Viure bé
Filippo Ongaro, médico especialista: «Estamos deprimidos por dormir poco y mal, y además lo dejamos todo para mañana»

Llevas meses repitiéndote que, si duermes esas ocho horas reglamentarias, tu cuerpo estará fuera de peligro. Pero hay un dato que la mayoría ignoramos y que el doctor Filippo Ongaro, referente absoluto en medicina de longevidad, se ha cansado de repetir: no es la cantidad de horas lo que te mantiene joven, es la calidad de ese descanso.

Si te despiertas con esa sensación de niebla mental o fatiga crónica, es muy probable que estés cometiendo errores críticos justo antes de cerrar los ojos. No es falta de voluntad, es un problema de arquitectura del sueño que está saboteando tu reparación celular cada noche.

La trampa de la «cantidad» sobre la calidad

Estamos obsesionados con el cronómetro. Pensamos que acumular horas frente a la almohada es suficiente para compensar el estrés del día. Ongaro es tajante sobre esto: un sueño fragmentado o de baja intensidad no permite al organismo entrar en las fases de limpieza profunda necesarias para eliminar los desechos metabólicos acumulados.

Cuando no alcanzas el sueño profundo de manera consistente, tu cerebro no «limpia» las toxinas acumuladas durante la jornada. Esto no solo te hace sentir más viejo al día siguiente; acelera el envejecimiento a nivel neuronal y debilita tu sistema inmunológico de manera silenciosa.

El verdadero secreto de la longevidad no reside en dormir más, sino en optimizar la transición hacia el sueño profundo para maximizar la regeneración tisular y la resiliencia mental.

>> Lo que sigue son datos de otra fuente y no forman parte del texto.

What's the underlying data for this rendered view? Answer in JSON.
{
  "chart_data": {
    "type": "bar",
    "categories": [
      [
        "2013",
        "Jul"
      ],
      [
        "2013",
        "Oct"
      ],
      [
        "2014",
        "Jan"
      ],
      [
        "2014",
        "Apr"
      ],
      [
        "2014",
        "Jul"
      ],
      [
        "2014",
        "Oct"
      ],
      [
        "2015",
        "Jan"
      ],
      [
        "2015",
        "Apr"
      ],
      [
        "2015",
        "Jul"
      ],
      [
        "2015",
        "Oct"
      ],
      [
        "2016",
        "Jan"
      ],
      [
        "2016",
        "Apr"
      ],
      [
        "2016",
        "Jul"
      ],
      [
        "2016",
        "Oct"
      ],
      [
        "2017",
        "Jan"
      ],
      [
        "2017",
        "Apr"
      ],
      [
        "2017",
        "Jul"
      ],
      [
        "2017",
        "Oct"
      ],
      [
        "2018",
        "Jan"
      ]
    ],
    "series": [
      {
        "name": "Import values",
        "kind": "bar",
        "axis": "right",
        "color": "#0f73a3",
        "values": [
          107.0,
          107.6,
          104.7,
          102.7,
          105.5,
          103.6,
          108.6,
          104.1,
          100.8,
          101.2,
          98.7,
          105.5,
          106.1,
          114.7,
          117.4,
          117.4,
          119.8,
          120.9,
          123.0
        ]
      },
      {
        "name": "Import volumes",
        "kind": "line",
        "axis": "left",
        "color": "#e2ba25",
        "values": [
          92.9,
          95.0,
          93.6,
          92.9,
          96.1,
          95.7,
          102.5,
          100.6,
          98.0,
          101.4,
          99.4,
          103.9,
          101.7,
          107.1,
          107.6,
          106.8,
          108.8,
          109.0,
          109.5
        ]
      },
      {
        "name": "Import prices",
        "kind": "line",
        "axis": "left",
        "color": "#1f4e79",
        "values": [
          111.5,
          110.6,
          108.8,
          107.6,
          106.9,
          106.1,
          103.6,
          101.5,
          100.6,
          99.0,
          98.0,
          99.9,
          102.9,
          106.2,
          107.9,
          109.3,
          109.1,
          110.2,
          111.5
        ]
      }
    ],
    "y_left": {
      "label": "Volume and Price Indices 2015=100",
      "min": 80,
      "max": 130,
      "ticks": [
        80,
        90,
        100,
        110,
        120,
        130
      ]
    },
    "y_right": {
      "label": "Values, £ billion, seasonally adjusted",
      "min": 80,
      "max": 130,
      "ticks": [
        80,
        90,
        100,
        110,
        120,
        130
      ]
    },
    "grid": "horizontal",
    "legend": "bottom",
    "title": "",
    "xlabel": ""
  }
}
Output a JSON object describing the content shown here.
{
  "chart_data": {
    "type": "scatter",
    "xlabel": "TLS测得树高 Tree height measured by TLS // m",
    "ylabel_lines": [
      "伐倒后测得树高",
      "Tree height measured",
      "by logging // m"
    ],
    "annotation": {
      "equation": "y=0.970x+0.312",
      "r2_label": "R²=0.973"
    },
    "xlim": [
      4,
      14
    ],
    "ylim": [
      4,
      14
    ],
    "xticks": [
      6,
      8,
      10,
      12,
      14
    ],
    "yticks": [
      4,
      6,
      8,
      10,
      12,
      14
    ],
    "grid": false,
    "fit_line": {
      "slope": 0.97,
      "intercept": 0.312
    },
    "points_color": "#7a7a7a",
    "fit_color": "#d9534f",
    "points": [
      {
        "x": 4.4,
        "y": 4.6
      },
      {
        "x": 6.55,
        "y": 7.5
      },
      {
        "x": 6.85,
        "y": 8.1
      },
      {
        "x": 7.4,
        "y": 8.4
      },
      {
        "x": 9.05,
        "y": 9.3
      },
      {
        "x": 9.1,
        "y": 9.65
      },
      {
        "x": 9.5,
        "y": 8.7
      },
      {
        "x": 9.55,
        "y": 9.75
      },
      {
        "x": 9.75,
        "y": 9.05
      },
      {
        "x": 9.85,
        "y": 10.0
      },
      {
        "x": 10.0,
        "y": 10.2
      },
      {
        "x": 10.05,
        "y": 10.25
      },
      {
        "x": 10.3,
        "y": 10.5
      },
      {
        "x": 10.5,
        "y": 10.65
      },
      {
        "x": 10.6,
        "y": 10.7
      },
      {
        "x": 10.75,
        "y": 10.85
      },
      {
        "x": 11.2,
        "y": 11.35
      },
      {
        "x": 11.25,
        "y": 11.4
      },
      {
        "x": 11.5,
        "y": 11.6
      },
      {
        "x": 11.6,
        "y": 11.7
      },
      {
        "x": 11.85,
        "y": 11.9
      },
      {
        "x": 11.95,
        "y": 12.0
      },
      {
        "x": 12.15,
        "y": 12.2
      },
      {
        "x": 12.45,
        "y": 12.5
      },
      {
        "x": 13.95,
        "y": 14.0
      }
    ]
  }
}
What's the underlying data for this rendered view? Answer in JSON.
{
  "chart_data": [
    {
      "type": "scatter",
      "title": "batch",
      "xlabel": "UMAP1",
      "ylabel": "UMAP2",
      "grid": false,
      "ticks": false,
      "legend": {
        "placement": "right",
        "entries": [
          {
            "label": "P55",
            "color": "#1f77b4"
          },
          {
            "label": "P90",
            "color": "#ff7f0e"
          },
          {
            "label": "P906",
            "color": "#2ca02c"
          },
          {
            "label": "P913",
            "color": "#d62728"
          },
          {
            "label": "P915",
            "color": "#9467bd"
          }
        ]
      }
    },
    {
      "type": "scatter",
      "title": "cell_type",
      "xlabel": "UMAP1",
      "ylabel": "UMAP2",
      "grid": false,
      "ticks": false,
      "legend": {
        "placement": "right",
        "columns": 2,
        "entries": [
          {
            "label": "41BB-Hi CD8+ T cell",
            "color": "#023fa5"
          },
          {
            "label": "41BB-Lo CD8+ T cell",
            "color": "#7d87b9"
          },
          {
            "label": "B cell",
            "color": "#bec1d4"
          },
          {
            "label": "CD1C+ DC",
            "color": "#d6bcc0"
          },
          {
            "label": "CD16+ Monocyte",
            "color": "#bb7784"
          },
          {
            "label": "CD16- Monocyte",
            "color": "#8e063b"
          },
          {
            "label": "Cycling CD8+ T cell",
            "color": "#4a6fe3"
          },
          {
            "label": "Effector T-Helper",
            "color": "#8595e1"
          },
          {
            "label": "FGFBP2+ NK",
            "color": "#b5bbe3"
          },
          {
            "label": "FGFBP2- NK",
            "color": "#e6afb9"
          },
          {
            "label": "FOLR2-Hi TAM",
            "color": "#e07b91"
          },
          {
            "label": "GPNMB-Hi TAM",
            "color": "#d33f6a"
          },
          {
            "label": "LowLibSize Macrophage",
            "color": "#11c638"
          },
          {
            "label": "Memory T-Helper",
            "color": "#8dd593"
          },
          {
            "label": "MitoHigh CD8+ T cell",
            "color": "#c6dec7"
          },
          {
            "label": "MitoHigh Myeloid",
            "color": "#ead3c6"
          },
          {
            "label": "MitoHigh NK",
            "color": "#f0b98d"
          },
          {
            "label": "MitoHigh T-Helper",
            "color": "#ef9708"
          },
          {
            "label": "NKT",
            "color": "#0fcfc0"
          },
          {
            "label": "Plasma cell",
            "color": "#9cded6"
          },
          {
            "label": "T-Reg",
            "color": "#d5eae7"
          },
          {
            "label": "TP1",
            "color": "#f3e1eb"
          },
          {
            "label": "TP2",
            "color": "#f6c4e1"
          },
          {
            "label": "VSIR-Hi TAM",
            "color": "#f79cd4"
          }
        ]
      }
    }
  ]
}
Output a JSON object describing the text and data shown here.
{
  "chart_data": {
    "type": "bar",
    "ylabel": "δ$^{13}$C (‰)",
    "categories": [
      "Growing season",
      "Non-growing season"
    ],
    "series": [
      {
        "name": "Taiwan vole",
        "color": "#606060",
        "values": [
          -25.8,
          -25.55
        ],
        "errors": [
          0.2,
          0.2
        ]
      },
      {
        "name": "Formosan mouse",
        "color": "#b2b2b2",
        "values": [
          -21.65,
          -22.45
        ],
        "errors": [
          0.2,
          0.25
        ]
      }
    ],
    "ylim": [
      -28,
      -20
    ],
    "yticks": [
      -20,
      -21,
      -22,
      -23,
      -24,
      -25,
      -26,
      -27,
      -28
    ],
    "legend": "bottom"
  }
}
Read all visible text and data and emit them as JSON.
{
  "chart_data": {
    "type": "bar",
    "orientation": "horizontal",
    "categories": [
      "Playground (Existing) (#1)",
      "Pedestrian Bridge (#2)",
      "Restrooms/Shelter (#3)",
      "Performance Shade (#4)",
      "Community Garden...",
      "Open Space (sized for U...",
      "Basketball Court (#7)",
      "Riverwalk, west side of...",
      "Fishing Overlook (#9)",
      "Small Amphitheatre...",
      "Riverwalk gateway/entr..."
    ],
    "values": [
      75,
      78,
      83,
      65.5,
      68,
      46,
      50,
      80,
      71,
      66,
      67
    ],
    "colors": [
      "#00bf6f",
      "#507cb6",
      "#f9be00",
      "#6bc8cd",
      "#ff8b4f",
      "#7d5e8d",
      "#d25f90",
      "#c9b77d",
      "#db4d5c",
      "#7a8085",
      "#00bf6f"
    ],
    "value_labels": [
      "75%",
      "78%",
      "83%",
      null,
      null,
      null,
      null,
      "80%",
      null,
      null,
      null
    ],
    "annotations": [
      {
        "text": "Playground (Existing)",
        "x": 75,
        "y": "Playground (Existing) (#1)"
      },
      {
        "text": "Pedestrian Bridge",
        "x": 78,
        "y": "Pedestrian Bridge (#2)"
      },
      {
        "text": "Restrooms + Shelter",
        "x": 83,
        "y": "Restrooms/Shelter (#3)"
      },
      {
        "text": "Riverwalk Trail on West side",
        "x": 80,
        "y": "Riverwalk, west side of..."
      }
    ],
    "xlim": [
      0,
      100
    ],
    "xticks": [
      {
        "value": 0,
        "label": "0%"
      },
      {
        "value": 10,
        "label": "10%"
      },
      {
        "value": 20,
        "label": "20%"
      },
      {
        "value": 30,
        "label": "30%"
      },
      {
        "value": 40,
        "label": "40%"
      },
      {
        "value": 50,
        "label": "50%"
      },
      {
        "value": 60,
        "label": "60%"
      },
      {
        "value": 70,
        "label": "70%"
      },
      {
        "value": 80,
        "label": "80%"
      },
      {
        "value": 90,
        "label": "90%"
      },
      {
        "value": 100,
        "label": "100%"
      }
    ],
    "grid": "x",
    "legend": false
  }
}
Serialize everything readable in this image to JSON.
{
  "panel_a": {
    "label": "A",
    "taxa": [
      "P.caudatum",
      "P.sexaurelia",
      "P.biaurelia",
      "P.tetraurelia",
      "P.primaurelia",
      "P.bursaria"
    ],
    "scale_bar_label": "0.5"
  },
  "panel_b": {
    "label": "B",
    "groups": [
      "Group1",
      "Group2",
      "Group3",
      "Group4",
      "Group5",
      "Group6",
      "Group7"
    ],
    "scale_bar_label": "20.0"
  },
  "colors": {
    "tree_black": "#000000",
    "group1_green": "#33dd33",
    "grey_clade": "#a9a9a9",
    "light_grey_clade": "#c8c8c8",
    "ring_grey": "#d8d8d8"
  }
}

Los asesinos silenciosos de tu descanso

¿Qué está impidiendo que descanses de verdad? El experto señala directamente nuestra exposición lumínica antes de dormir. La luz azul de las pantallas no solo entretiene; es un señalizador hormonal que engaña a tu cerebro, haciéndole creer que todavía es pleno día.

Cuando bloqueas la producción de melatonina con el uso del móvil en la cama, estás literalmente apagando el interruptor de tu propia reparación nocturna. Es un daño que pagas con creces al día siguiente en forma de falta de concentración y mayor inflamación sistémica.

La estrategia para resetear tu biología

La propuesta de Ongaro para revertir esta situación es mucho más sencilla de lo que imaginas, pero requiere una disciplina férrea. El primer paso es establecer una rutina de desconexión estricta, al menos una hora antes de ir a dormir. Nada de dispositivos, nada de luz intensa.

Otro pilar fundamental es la temperatura. Tu cuerpo necesita bajar su temperatura interna para inducir un sueño reparador. Una habitación demasiado cálida es el enemigo número uno de la fase REM. Mantener un entorno fresco no es un capricho; es una necesidad biológica para que tus células funcionen a pleno rendimiento.

¿Por qué esto determina tu futuro?

La longevidad no es una meta lejana; es el resultado de lo que haces hoy. Si permites que tu descanso sea mediocre, estás permitiendo que el estrés oxidativo tome el control. Al optimizar tu sueño, no solo ganas energía inmediata, sino que estás protegiendo tu capital cognitivo a largo plazo.

Es una decisión inteligente priorizar tu higiene del sueño antes que cualquier suplemento de moda. Al final del día, tu cuerpo es tu hogar y el sueño es el único momento en que se realizan las obras de mantenimiento más importantes. No permitas que el cansancio tome las decisiones por ti.

¿Qué cambiarás esta misma noche para asegurar que tu cuerpo realmente se recupere mientras duermes? Tu yo del futuro te lo agradecerá.